この事前防止の仕組みを情報システムに入れたい。本来的には日常的に機能させたいところであるが、流石に日常的では要員等のコストもかかる。ポイントポイントで行う形態が現実的であろう。
そう考えると、3つのフェーズのExitとEntryがその「ポイント」となる。このポイントで、きっちりと「終わって大丈夫なのか?」と第三者的人材がチェックし、最終責任者に報告する。この方法だと、工数も限定的であるし、ある程度の客観性が保たれる。チェックする人材が重要となるが、ある程度のITの知識があって、周囲に流されない人材であればよい。プロジェクトマネジャーには、コミュニケーションに難があって向かないが、たまにいいことを言うようなベテランはいるのではなかろうか?また、経験は不十分だけど、正義感が強くてストレートにモノを言いすぎてしまうような若手はいないだろうか?いずれにしても、今の部門の中に、「第三者」のように振る舞えば活躍できそうな人材でやればよい。
後は、それぞれのフェーズでのExitとEntryの基準である。ExitとEntryというからには、終わったか、始められるかという話に尽きてくる。
ここでは、紙面が限られるので、詳説はしないもののエッセンスだけ説明しておきたい。
始められるか?というのは、言うなれば計画があり、体制があり、予算があるということに尽きてくる。マスタープランや移行のプランがある、推進のみならず品質や予算管理の態勢が整っている、そして経営の参画を含め、プロジェクトリーダーや業務やシステム検討のコアメンバーが整っているという準備が出来ているかどうかをチェックする。ある意味で分かりやすい。
より難しいのは、Exitの方だろう。本項において、要件定義を「構想」「要件定義」「ベンダー選定」の3つのフェーズで考えようと述べているが、Exitも当然それぞれある。構想とは、システムの目的を定め、システムによってもたらされる改革を定めるものだ。だから、「効果」がきちんと定義されているかどうかがExitの基本となる。すなわち、目的、スコープ、定量効果、効果の実現方法(業務改革方法)が定められているかどうかである。要件定義は、新業務を設計し、システムの機能とデータの定義や、運用を定義することだ。だから、「仕様」がきちんと定義し終わっていることが重要であり、そのためには要件定義項目一つ一つの終了をチェックすることとなる。終了というのは、仕様としてきちんと定義されているのみならず、成果物もちゃんと作られているかどうかも問われることとなる。可能であれば、RFPにそのまま使えるレベルを考えていきたい。最後の「ベンダー選定」は、やりたいことがきちんとできるかどうかが問われることとなる。すなわち、ベンダーはきっちりと開発の能力があり、予算は効果以内にきっちりとおさまり、将来的なメンテナビリティも高い仕組みとなっているかどうかをチェックする。可能であれば、その代替案も評価しておきたい。

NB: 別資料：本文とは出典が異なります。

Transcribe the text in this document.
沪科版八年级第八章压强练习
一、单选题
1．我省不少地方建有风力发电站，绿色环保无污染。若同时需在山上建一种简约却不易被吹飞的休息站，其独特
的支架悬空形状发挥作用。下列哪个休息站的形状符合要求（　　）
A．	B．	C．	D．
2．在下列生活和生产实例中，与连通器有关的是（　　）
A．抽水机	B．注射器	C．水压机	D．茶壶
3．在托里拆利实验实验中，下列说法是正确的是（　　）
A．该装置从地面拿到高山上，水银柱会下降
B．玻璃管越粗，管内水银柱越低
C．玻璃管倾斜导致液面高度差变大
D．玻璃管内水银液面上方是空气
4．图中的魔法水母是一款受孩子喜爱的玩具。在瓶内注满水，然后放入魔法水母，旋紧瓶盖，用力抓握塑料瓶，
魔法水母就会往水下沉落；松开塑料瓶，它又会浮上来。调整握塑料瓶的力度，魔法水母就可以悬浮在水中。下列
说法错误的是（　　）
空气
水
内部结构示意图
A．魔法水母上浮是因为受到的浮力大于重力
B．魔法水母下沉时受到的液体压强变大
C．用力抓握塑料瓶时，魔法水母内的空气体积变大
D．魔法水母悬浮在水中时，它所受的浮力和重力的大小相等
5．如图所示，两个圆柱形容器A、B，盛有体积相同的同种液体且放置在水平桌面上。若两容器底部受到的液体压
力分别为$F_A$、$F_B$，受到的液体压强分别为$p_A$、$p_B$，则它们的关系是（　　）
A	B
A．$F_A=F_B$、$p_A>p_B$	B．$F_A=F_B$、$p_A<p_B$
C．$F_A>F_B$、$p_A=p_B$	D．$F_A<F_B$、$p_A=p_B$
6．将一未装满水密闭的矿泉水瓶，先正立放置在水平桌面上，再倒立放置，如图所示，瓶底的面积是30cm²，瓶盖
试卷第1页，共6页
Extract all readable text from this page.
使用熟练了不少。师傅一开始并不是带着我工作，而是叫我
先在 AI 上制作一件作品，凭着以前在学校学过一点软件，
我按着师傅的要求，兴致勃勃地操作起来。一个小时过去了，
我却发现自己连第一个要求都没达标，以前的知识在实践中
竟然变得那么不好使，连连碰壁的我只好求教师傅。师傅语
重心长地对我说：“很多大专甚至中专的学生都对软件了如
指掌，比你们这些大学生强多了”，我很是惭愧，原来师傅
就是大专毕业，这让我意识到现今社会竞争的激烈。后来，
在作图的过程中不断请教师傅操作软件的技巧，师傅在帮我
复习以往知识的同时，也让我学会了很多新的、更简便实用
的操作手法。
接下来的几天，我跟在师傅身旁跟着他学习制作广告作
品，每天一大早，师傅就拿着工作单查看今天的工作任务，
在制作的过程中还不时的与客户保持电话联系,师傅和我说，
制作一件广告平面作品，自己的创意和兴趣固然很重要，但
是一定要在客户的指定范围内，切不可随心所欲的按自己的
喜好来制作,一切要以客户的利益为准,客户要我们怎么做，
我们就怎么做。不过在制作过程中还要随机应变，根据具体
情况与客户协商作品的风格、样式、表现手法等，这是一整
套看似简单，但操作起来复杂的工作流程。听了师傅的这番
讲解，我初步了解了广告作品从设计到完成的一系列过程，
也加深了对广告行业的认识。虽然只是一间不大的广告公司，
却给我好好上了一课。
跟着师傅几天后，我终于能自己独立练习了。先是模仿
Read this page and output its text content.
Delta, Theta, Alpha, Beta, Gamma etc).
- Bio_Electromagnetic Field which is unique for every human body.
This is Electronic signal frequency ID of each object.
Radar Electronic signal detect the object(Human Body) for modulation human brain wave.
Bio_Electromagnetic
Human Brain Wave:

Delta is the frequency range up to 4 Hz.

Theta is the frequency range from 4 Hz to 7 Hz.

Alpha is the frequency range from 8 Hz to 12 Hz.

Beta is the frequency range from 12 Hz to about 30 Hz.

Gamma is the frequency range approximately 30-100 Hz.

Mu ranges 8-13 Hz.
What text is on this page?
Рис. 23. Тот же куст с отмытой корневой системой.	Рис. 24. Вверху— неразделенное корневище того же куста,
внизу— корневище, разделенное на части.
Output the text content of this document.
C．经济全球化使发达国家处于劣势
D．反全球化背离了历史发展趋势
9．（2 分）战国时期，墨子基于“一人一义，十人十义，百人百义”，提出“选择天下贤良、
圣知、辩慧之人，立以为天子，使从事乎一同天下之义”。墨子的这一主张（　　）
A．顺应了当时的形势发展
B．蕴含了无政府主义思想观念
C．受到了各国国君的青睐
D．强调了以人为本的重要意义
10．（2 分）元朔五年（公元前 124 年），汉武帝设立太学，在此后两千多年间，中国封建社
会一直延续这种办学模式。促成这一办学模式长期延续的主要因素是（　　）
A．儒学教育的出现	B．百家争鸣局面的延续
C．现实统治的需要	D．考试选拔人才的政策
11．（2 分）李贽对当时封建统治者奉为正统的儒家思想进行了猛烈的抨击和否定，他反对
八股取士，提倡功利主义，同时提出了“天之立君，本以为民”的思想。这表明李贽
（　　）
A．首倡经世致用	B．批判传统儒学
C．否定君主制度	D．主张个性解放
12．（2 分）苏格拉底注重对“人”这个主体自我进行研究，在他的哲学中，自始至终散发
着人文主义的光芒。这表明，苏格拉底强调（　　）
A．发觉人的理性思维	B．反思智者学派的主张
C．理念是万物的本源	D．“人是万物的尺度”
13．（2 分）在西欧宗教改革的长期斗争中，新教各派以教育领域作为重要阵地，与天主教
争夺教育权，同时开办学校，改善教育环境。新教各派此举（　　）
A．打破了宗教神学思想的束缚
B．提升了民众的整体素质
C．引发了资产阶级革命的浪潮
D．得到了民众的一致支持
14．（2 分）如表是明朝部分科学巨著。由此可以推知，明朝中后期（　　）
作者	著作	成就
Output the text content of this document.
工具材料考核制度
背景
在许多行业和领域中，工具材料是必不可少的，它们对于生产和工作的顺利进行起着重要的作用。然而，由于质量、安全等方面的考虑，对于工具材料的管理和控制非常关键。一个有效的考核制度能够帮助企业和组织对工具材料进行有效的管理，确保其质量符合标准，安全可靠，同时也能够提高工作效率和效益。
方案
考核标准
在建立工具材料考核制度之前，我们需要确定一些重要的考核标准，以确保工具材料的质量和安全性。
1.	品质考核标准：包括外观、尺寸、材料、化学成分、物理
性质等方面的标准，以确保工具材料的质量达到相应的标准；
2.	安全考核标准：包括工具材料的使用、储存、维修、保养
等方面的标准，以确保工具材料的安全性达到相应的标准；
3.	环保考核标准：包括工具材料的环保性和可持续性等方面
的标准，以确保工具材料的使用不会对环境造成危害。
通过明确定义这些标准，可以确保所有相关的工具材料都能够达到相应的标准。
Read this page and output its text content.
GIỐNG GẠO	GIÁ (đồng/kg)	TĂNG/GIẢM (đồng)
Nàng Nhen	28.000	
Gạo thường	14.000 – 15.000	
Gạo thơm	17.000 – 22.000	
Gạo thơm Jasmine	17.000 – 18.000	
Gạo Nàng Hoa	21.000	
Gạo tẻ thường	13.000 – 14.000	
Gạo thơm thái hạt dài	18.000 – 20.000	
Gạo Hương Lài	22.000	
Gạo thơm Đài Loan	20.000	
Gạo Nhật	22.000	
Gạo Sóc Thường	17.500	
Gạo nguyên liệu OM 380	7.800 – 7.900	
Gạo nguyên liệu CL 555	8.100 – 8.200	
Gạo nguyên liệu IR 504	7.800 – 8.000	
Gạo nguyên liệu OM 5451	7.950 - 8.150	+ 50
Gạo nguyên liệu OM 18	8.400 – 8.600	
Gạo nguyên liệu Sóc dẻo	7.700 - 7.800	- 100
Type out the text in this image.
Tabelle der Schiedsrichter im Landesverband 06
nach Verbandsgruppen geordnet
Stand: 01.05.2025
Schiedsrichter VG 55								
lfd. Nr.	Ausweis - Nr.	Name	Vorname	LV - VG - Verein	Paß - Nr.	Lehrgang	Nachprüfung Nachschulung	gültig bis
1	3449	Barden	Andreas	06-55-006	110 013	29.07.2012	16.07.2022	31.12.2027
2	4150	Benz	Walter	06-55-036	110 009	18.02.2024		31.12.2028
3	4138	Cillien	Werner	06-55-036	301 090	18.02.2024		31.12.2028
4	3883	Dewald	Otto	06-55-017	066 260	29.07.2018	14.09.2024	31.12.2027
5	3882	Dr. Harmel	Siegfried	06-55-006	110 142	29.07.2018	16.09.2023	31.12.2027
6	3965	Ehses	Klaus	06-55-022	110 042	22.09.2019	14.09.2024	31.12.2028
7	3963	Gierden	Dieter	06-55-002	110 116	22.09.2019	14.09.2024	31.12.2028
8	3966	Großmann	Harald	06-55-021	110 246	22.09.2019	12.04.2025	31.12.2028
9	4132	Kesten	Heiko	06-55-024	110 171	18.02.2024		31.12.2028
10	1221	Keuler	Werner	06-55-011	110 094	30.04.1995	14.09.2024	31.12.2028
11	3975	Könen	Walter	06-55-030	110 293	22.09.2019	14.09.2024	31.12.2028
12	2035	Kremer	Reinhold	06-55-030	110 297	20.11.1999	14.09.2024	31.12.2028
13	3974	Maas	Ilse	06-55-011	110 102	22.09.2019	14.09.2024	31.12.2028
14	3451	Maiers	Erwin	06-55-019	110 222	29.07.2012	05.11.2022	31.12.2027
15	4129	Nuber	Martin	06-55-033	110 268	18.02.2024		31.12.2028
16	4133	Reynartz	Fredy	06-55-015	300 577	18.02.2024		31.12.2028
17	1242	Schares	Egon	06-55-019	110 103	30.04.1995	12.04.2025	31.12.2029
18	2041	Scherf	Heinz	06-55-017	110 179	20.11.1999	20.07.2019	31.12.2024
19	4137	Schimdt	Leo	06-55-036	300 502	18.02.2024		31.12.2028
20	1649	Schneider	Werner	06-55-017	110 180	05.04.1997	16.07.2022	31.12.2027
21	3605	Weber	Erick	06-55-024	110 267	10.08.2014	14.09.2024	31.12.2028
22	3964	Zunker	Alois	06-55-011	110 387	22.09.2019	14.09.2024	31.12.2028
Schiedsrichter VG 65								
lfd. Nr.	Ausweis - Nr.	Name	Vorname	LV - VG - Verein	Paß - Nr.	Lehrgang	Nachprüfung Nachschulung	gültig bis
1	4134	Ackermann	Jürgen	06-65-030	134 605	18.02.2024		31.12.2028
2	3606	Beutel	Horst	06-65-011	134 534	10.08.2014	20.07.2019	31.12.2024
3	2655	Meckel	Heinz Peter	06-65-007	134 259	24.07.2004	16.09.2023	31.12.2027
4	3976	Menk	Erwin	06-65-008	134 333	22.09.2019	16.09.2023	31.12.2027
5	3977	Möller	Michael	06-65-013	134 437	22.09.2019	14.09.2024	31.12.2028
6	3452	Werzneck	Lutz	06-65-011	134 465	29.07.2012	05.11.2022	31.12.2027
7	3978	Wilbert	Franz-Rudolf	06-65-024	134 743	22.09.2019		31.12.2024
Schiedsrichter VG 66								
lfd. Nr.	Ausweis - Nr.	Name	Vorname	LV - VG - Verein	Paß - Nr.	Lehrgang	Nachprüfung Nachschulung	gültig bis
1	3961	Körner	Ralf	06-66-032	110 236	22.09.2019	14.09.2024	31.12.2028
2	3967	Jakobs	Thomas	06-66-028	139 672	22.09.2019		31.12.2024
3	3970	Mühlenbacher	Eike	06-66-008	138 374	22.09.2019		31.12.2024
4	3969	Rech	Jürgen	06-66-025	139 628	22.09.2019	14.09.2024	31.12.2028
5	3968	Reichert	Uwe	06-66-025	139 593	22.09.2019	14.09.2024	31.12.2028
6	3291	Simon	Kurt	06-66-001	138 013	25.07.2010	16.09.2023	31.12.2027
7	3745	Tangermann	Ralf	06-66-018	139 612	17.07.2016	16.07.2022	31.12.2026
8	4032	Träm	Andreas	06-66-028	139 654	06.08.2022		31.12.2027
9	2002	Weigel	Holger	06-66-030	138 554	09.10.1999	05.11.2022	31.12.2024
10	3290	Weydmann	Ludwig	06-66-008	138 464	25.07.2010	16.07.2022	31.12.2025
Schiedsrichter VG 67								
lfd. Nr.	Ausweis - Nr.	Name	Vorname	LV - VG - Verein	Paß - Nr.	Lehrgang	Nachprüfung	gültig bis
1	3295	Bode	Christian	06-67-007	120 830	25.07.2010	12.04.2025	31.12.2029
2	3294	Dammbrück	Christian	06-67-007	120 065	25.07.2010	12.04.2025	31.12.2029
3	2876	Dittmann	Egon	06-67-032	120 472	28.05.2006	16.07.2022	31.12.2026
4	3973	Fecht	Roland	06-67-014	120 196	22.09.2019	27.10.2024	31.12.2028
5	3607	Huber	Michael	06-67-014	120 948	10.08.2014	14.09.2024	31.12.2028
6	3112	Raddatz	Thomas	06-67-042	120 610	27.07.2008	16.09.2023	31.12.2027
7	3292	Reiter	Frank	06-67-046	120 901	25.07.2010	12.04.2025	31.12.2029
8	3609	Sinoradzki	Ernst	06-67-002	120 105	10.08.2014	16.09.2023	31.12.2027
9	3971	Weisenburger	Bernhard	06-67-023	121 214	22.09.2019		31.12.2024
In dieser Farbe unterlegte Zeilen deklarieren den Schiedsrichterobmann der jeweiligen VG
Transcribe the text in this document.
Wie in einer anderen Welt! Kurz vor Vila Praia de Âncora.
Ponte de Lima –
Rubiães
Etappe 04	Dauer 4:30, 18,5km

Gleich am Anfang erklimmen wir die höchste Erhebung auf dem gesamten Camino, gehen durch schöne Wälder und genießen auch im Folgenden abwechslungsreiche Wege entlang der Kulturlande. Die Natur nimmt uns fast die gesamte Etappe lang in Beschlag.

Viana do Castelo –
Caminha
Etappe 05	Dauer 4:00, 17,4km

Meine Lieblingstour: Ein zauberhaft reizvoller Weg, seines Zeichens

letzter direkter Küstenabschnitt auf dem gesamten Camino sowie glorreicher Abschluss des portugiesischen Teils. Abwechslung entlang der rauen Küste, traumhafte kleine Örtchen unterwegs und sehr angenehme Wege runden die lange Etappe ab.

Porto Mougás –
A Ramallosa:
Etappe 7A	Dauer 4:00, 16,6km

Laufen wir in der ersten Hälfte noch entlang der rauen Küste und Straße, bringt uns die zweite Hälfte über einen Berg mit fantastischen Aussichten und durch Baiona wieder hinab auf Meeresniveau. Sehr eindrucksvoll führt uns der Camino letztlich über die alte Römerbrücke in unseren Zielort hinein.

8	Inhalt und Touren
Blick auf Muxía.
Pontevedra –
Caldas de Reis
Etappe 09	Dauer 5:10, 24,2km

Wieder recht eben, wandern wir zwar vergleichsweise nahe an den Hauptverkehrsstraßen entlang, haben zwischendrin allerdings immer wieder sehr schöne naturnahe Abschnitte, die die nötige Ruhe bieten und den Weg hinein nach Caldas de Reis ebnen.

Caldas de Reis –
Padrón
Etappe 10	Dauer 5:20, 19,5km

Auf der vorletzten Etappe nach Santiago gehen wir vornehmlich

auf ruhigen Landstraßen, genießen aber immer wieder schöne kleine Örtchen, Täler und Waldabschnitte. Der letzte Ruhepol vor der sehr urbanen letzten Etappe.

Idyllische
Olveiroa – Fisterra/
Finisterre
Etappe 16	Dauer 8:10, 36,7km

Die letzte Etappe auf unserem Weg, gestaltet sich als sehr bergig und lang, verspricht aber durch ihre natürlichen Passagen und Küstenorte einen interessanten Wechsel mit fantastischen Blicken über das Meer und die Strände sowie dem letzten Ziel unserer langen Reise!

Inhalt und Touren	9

このExitとEntryの第三者的なチェックは、要件定義力でいえば、いわば「型」にあたる。型なので、実際の内容を保証するものではないし、個別のプロジェクトの個別の事情が異なる中で、適度に柔軟に適用を変えることは言うまでもない。しかしながら、あらゆるものに「型」があるようにシステム開発、すなわち要件定義にも「型」がある。その「型」を組織的に行うための虎の巻づくりだと思ってもらった方がいいと思う。